As we enter and take our seat, our source tells us that this place “was just a drinking bar until the owner died and his three sons inherited the place and turned it around”. Calitown.com pushes further and is told that, “their father just had a few rooms for ‘short time’, but these boys have taken this whole thing to another level”. We sought to know what “another level” is and soon enough our jaws drop at what we hear.
“This place has three compartments”, our source begins, and “the three brothers own each. One part of this place owned by one of the brothers, deals drugs; cocaine, heroine, marijuana, just name it”. It is a revelation that is a head spinner, considering that from where we sit, we can see a police patrol truck stationed outside, just a touchable distance from where the drugs are purportedly sold. We draw our source’s attention to the fact that this bit of information is hard to believe and the retortion is simple, “…forget the police truck, they have been settled”. ‘Settlement’ here means money has exchanged hands and the cops are looking the other way. So it doesn’t look too obvious what our mission is, we pause the questions, grab a few bottles of beer and engage some of the girls who have been consistently ‘hawking’ their ‘wares’ around our table.
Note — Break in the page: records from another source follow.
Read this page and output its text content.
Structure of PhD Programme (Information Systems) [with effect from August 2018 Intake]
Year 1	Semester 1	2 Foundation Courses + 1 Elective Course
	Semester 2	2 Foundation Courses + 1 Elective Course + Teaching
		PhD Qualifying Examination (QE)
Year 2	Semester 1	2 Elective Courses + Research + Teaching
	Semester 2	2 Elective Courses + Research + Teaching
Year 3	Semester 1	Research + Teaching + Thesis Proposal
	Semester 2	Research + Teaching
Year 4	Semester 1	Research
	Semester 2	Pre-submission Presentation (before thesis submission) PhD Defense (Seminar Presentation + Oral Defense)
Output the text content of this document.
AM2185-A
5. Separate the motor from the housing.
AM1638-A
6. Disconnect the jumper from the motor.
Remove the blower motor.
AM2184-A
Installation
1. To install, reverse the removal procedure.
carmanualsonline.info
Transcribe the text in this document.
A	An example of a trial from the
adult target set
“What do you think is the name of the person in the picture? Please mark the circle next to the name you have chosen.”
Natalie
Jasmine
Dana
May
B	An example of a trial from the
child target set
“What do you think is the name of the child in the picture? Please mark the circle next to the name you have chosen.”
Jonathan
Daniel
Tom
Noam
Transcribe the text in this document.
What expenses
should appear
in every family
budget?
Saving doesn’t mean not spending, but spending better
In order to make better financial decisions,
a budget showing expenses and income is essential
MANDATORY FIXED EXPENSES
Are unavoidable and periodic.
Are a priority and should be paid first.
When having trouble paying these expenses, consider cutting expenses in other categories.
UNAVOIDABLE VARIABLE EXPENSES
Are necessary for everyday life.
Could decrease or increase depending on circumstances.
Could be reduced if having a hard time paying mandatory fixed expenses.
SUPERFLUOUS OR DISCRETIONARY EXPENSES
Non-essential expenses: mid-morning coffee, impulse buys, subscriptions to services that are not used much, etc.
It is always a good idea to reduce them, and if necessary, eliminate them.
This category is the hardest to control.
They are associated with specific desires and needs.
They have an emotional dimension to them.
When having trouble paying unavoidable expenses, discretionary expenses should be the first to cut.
“How far babe?”, and true to type, one walks up to our table, sits down without being told and we excuse it. She is slim, has long darting eyelashes that flicker like they are automated. Her lipstick is overdone while her briefs are worn to expose the misreable young strands of hair making their journey from her inners, up. She wants a big stout and you just wonder if the bottle of stout is not bigger than her. “It will be difficult to get information from her”, our source whispers to us and it is the key to play within limits so we are not exposed. As the big stout arrives, the first shot is fired, “babe how much you go collect?”. She grabs her bottle, takes two quick gulps and tells us, “na one thousand naira for my room and ten thousand if we dey comot here”. Later, we learn from our source that the ten thousand naira fee has attached, several other internal charges. If we pay her the ten thousand, we are told, she will take out a percentage for her ‘guide’ in the trade; that one person, man or woman who has ensured that this girl before us, has journeyed from wherever to come to Calabar and indulge in a profession that is unarguably the oldest in the world. She will also pay the ‘union fee’ for “outside work” because since she is going out, the ‘union, may be unable to ascertain how much she makes, the reason they demand for an upfront payment.
Calitown.com investigations show that on the average, the close to 200 girls in this place are charged N1,500 per day by the owners and like our source said, “it doesn’t matter whether the girls have a client or not”. If you calculate 1,500 times 200 and again by 31 days, you will agree that this is a multi-million naira business. But just so you may know, Calabar’s Flour Mill junction is not all about flour, something else goes down.